February 03, 2019, 07:44:45 PM #25 Last Edit: February 04, 2019, 01:16:31 PM by stoked-security
Just upgraded my OPNsense VM running on ESXi 6.7 from 18.17.10_4 to 19.1 and also experienced the kernel trap 12 error.  I've run a backtrace as requested, here's the output:


db> bt
Tracing pid 0 tid 0 td 0xffffffff8202d260
fpuinit() at fpuinit+ox179/frame 0xffffffff81c1fbd0
hammer_time() at hammer_time+0x11cb/frame 0xffffffff81c20070
btext() at btext+0x24
db>

Mine went painlessly on both a fanless machine with a Jetway NF592 Motherboard and an Intel  Core i7-7700T running in non hyperthreaded mode and my second machine running a Jetway NF9J-Q87 with an Intel Core i5-4570S. Both are running ZFS. The first one running ZFS with the equivalent of Raid 6 on Six M.2 drives since the board has six SATA ports. The second one running ZFS in mirrored RAID.

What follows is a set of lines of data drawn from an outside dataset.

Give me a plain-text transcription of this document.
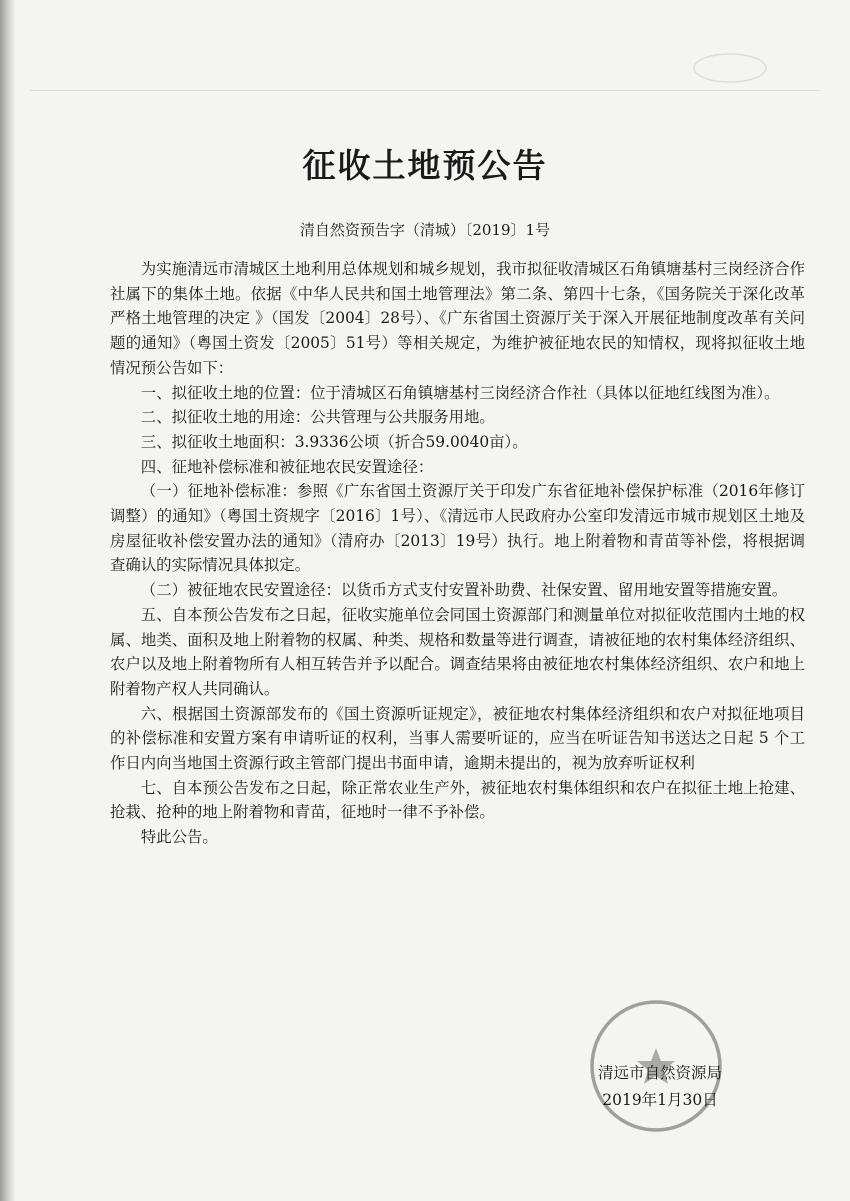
征收土地预公告
清自然资预告字（清城）〔2019〕1号

为实施清远市清城区土地利用总体规划和城乡规划，我市拟征收清城区石角镇塘基村三岗经济合作社属下的集体土地。依据《中华人民共和国土地管理法》第二条、第四十七条，《国务院关于深化改革严格土地管理的决定 》（国发〔2004〕28号）、《广东省国土资源厅关于深入开展征地制度改革有关问题的通知》（粤国土资发〔2005〕51号）等相关规定，为维护被征地农民的知情权，现将拟征收土地情况预公告如下：

一、拟征收土地的位置：位于清城区石角镇塘基村三岗经济合作社（具体以征地红线图为准）。

二、拟征收土地的用途：公共管理与公共服务用地。

三、拟征收土地面积：3.9336公顷（折合59.0040亩）。

四、征地补偿标准和被征地农民安置途径：

（一）征地补偿标准：参照《广东省国土资源厅关于印发广东省征地补偿保护标准（2016年修订调整）的通知》（粤国土资规字〔2016〕1号）、《清远市人民政府办公室印发清远市城市规划区土地及房屋征收补偿安置办法的通知》（清府办〔2013〕19号）执行。地上附着物和青苗等补偿，将根据调查确认的实际情况具体拟定。

（二）被征地农民安置途径：以货币方式支付安置补助费、社保安置、留用地安置等措施安置。

五、自本预公告发布之日起，征收实施单位会同国土资源部门和测量单位对拟征收范围内土地的权属、地类、面积及地上附着物的权属、种类、规格和数量等进行调查，请被征地的农村集体经济组织、农户以及地上附着物所有人相互转告并予以配合。调查结果将由被征地农村集体经济组织、农户和地上附着物产权人共同确认。

六、根据国土资源部发布的《国土资源听证规定》，被征地农村集体经济组织和农户对拟征地项目的补偿标准和安置方案有申请听证的权利，当事人需要听证的，应当在听证告知书送达之日起 5 个工作日内向当地国土资源行政主管部门提出书面申请，逾期未提出的，视为放弃听证权利

七、自本预公告发布之日起，除正常农业生产外，被征地农村集体组织和农户在拟征土地上抢建、抢栽、抢种的地上附着物和青苗，征地时一律不予补偿。

特此公告。

清远市自然资源局
2019年1月30日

Franco or anyone who cares to opine, what is the consensus on hyperthreading with an edge appliance? I have it turned off in which case a quad core Core i5 would be all one would need.

From a security perspective, it really depends on your threat landscape. I don't think the average person is likely to see network-based attacks targeting the various microarchitectural vulnerabilities plaguing SMT and speculative execution as of late. However, if you feel that you might be of interest to someone with the ability to carry out successful attacks remotely, it'd be best to leave SMT disabled.

In short: determine your risk and plan and mitigate accordingly.

Quote from: lattera on February 03, 2019, 11:50:11 PM
From a security perspective, it really depends on your threat landscape. I don't think the average person is likely to see network-based attacks targeting the various microarchitectural vulnerabilities plaguing SMT and speculative execution as of late. However, if you feel that you might be of interest to someone with the ability to carry out successful attacks remotely, it'd be best to leave SMT disabled.

In short: determine your risk and plan and mitigate accordingly.

The only other question is whether or not there is any performance advantage for a firewall/router to use hyperthreading or if it is even utilized by anything in this OS.

Quote from: lattera on February 01, 2019, 03:48:48 PM
Ah, this is a problem that has plagued FreeBSD for a while. I take it your keyboard is not a US ASCII keyboard?

No, it is a US ASCII keyboard.  Default Dell Keyboard.  Sorry for the delayed response - was out of the office for a couple weeks.  I was able to set up a new system on 18.7.10 with the backup config before I left.  Now I'm back to try and rebuild it and test.